Exacerbation of the acute inflammatory response in Anx-A1 null mice and their lack of response to dexamethasone. (a) Zymosan-induced peritonitis produces a brisk neutrophil infiltration into the peritoneal cavity. In comparison to the wild-type controls, this is elevated in both the heterozygote and the homozygote Anx-A1 null animals at the 2 and 4 h time point and at 24 h in the Anx-A1 homozygote null animal (redrawn from Hannon et al. (2003)). ^*P<0.05 relative to control migration. (b) Zymosan peritonitis was again used as a measure of acute inflammation. Here, dexamethasone (0.5 mg kg⁻¹) produced a striking inhibition of the control migration, but was without any effect in the Anx-A1 null animals.
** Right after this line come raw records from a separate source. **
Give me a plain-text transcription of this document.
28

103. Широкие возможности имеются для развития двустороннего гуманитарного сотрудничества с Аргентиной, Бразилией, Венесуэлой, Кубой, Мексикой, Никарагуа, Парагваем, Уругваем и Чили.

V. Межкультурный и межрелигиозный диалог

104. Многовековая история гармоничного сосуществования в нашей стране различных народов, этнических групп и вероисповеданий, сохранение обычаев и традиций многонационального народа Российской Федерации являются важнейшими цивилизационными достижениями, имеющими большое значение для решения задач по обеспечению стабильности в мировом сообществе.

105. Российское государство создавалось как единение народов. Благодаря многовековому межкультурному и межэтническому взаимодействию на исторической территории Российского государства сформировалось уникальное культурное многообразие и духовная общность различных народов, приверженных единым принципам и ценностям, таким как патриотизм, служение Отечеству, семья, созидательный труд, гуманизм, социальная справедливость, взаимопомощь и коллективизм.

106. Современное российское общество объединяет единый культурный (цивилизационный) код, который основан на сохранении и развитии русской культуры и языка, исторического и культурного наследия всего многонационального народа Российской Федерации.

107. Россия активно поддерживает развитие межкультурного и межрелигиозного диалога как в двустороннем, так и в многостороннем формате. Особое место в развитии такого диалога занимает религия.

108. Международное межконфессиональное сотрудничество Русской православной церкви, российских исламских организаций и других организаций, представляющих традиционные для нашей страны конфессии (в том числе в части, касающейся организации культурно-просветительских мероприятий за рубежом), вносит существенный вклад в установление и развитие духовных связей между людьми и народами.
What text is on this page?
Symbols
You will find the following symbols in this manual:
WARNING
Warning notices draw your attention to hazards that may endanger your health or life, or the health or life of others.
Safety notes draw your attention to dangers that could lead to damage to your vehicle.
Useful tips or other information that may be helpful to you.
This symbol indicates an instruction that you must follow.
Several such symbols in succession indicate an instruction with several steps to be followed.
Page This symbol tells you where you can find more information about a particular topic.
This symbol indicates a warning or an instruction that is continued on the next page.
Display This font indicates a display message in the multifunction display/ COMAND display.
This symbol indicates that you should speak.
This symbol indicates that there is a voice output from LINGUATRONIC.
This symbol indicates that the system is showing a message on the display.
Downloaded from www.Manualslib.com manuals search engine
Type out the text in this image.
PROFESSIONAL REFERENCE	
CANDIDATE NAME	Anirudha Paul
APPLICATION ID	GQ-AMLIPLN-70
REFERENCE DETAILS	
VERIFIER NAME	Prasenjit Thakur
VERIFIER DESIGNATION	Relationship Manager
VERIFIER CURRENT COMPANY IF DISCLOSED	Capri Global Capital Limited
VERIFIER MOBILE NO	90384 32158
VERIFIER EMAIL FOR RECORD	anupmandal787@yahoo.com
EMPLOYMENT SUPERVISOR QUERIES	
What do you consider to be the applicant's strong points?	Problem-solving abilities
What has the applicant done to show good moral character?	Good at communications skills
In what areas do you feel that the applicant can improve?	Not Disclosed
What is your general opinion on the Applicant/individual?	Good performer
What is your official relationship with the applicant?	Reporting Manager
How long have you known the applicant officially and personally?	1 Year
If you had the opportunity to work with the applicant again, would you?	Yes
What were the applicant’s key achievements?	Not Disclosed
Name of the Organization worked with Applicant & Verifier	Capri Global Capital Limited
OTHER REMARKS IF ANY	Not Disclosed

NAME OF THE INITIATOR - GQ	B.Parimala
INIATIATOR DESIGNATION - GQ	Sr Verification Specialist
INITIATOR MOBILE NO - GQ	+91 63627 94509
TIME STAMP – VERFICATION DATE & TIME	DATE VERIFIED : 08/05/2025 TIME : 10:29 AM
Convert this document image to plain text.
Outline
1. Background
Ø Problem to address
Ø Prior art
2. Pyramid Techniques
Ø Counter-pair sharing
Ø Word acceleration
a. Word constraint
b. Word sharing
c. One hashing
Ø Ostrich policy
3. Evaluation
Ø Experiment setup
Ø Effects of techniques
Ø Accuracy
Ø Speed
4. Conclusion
However, the N-terminal peptide N-acetyl 2–26 (100 μg) was equi-active in both genotypes (unpublished—but see Hannon et al. (2003) for analogous experimental data). ^*P<0.05; ^***P<0.001 relative to control migration. Anx-A1, annexin A1.

Figure 7

A schematic diagram showing the integration of glucocorticoid ‘tone' with the Anx-A1 system. The diagram shows three glucocorticoid ‘states'—when levels are low, normal or high, and the ensuing events in the innate and adaptive immune systems. It illustrates that, as glucocorticoids rise, the increasing amounts of Anx-A1 within the innate immune system suppress the activation of cells such as PMN, monocytes and mast cells, while decreasing levels of Anx-A1 within the adaptive immune system tend skewing any T-cell responses towards a Th2 ‘anti-inflammatory' phenotype. Anx-A1, annexin A1; PMN, polymorphonuclear leukocyte.